Risk asset rotation: Current stocks are not cheap.
Political Certainty: The United States Needs to Get Along with China
Rising interest rates mean rising capital costs: the current situation is just the opposite.
Due to the unpredictability of Trump's words and actions, these factors may also change rapidly (or at least the external perceptions of them), so caution is advised.
What does this mean for Bitcoin?
Bitcoin has fallen more than 25% this year compared to gold. Although Bitcoin shares many similarities with gold, individuals still believe that Bitcoin does not yet meet the criteria to become “digital gold”. However, over time, Bitcoin is getting closer to gold (although it is still unclear how to address the quantum issue).
However, if you have tried to buy gold, you will know that the physical buying and selling price difference is very high, so gold is an asset that is held after purchase, which is not interesting. Therefore, retail investors may choose to buy Bitcoin instead of gold, but the purchasing power of retail investors is relatively low compared to central banks.
The current high degree of correlation between Bitcoin and U.S. politics may actually deter other central banks from de-dollarization through the purchase of Bitcoin. I personally believe that American miners currently account for about 38% of Bitcoin's hash power, while U.S. entities (exchange-traded funds, publicly traded companies, trusts, and the government) control about 15% of the total Bitcoin supply, and this proportion is likely to continue growing.
So… individuals are not clear about how Bitcoin is performing relative to gold, but in the short term (until this year), it will continue to put pressure on gold.

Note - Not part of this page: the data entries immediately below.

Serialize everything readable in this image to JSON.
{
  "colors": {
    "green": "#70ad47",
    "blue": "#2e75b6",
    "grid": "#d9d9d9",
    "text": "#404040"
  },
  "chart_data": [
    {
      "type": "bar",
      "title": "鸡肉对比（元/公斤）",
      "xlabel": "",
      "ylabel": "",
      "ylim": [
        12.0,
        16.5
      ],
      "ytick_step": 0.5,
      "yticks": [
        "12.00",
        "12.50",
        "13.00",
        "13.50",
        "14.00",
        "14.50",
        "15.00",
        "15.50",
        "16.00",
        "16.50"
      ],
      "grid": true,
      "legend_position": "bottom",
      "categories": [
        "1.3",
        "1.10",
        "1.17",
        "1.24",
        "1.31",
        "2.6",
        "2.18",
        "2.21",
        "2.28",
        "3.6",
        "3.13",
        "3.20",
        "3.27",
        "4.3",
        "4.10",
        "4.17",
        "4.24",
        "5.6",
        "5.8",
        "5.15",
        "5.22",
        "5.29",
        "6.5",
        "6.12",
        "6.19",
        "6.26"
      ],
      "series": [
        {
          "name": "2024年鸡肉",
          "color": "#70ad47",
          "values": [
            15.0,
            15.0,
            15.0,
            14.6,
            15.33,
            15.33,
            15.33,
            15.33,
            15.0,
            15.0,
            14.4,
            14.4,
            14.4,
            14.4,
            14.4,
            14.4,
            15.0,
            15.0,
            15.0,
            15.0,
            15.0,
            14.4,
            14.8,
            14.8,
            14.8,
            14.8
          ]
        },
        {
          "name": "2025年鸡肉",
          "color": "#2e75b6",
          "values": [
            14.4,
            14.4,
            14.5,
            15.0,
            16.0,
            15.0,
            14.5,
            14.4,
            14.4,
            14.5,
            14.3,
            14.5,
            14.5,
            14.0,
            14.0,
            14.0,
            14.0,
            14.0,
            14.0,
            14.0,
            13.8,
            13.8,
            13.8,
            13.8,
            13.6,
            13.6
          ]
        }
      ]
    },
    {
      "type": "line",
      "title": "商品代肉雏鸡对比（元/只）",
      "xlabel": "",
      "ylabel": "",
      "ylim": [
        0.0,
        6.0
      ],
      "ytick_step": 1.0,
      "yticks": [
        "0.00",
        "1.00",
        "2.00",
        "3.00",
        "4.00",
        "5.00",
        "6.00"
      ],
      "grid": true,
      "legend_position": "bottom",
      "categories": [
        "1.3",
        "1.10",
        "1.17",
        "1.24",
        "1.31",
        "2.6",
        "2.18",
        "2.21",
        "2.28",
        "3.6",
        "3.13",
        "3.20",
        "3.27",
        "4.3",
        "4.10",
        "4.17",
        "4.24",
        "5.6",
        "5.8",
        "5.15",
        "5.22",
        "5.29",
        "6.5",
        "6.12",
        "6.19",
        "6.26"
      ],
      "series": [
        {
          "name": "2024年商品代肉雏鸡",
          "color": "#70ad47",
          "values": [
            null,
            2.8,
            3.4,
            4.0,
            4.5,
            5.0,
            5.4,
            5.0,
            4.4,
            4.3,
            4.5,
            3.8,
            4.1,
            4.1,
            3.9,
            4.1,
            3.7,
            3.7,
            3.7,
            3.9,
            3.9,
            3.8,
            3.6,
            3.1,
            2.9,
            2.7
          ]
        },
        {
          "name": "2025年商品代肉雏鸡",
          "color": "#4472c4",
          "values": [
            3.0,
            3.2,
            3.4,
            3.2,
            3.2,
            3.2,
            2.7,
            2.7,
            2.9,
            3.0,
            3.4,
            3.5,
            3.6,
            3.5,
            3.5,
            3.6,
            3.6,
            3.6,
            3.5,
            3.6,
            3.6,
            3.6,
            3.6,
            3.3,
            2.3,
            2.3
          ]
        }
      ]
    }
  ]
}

What is the individual doing?
Going long on Bitcoin: Personally, I believe that de-dollarization is more beneficial for Bitcoin than for other altcoins. Moreover, after the recent “1011” crash, it is clear that Bitcoin is the only asset with real order book liquidity and buying pressure, and currently, Bitcoin's dominance seems to be on an upward trend. If altcoins perform well, I might end this trade, but usually after Bitcoin hits a new all-time high, which should enhance Bitcoin's dominance.
Going long on gold: essentially, this means buying paper gold, selling put options, or buying call options. However, the saying “not your keys, not your coins” also applies here; you might just be holding a worthless piece of paper, but personally, I still find it acceptable.
Conclusion
Given the structural changes mentioned above, gold remains a good buying option, but a 20% - 30% pullback would not be surprising. If such a situation occurs in the short term, it could be a good opportunity for long-term buying, provided that the uncertainties mentioned above have not been resolved.
In addition, gold is about to reach a resistance level relative to the S&P 500, and its market capitalization is nearing $30 trillion. These two factors could indicate a local top, so it is advisable to wait and not blindly follow the trend.
Finally, here is another way to view gold personally, I believe there is still room for gold to rise:
If the US economy or global situation is unstable, the price of gold will rise;
If the US economy or the global situation becomes more unstable, gold prices will rise;
If the US economy or the global situation becomes more stable, the price of gold will decrease.